A performance bonus is normally paid for good performance, and should be based as a percentage of the employees salary or wages. A performance bonus can also be paid as a lump sum to a department, and split up in equal amounts to each employee in that department.
This would apply in the situation where all employees in a particular department are collectively responsible for above-average performance. The performance would be measured against laid down company standards, but the bonus would not be paid only for the occasional work done which exceeds company standards, but for consistent work exceeding company standards.
This means that line management and the shop foremen and even supervisors have to become much more closely involved with the monitoring of performance on the shop floor and careful records must be kept.
In a situation where the results achieved by a department depend entirely on the collective effort of all employees in the department, the amount of the bonus could be calculated on the basis of a percentage of profits achieved over and above what was budgeted for, or as a percentage of the total profits generated by the department and so on.
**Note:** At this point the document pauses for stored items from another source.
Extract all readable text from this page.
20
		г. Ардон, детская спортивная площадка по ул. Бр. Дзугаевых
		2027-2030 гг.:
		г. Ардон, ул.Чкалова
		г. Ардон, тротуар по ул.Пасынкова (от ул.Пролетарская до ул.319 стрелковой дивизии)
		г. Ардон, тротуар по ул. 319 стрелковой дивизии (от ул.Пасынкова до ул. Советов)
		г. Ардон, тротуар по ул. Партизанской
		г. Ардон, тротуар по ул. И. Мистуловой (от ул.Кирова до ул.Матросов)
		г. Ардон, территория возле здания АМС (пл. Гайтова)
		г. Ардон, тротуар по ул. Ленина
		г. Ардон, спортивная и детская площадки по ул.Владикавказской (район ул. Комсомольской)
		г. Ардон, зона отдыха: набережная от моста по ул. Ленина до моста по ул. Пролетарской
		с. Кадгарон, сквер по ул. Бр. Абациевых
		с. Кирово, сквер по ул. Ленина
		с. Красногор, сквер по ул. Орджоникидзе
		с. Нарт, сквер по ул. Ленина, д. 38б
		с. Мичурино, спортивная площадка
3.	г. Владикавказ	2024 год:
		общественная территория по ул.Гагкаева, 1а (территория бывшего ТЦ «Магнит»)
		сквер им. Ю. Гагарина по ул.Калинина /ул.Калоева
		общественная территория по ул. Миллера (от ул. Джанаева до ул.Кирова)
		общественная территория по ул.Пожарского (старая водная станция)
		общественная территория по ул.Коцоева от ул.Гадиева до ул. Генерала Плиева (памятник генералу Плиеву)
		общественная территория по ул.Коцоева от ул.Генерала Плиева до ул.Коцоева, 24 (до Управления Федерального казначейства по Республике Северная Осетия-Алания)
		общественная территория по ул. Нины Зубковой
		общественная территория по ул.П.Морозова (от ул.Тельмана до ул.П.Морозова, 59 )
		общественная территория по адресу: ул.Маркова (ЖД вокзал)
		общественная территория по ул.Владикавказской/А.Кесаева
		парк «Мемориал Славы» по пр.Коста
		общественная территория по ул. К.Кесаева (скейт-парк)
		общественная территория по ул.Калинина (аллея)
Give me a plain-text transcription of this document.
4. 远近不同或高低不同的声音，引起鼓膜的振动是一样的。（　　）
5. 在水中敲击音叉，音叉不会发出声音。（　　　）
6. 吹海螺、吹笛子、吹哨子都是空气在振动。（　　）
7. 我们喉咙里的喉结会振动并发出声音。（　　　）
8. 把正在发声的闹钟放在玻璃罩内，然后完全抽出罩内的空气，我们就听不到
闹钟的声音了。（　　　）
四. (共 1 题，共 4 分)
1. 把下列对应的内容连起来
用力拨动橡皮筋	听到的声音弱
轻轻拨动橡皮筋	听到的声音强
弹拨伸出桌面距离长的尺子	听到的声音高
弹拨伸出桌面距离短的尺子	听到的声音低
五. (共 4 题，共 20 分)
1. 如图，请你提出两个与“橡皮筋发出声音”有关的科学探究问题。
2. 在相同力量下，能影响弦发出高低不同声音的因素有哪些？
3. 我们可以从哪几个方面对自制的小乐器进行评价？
Whatever the case, the method of calculation must be fair and equitable.
The production bonus.
The production bonus is based, not on performance measured against company standards, but rather on production measured against targets. Measurement is also based on quality of production.
In other words if the company has set a target for one particular employee or, for that matter, for a particular department to produce 100 widgets per hour, and the employee or department consistently produce 130 widgets per hour, then a production bonus would be justified.
Similarly, if the company rule is that a rejection rate of 5 percent is acceptable, but the department consistently achieves a rejection rate of only 1%, then a production bonus would be in order.
It must be admitted that the additional production and the reduced rejection rate can only mean good management within the department, and it can only mean a genuine interest in the job by the employees, thus generating additional profits for the shareholders.
The payment of bonuses
In the case of the employer who presently does not pay bonuses of any sort, it is entirely up to the employer to decide whether he wishes to pay bonuses or not.
However in the case of the employer who presently pays bonuses the situation is slightly different because those employees have now come to expect the payment of the bonus as a right or entitlement.
Therefore, those employers who now wish to change the status quo regarding payment of bonuses, either by paying less, or by paying at the different time of the year than what has been the case in the past, or by splitting what was an annual bonus into two separate payments, will have to consult with the employees, explain the problems, and try to get them to accept the new system.
Employers must remember that such changes do constitute a change to the employees terms and conditions of employment, and this cannot be done unilaterally - it must be negotiated with the employees.
The bottom line is that should the employees refuse to accept the change, but the employer has good, sound and reasonable commercial rationale for making the change, then he can go ahead and implement it after negotiations, even if all employees do not agree to it. This is not to say that a few disgruntled employees will not proceed with a claim of unfair labour practice, but that is a problem that will not prove to be insurmountable.
In summary, be fair, be equitable and advise your employees in good time if there is to be a problem with the payment of bonuses or if there is to be a departure from the established payment procedures.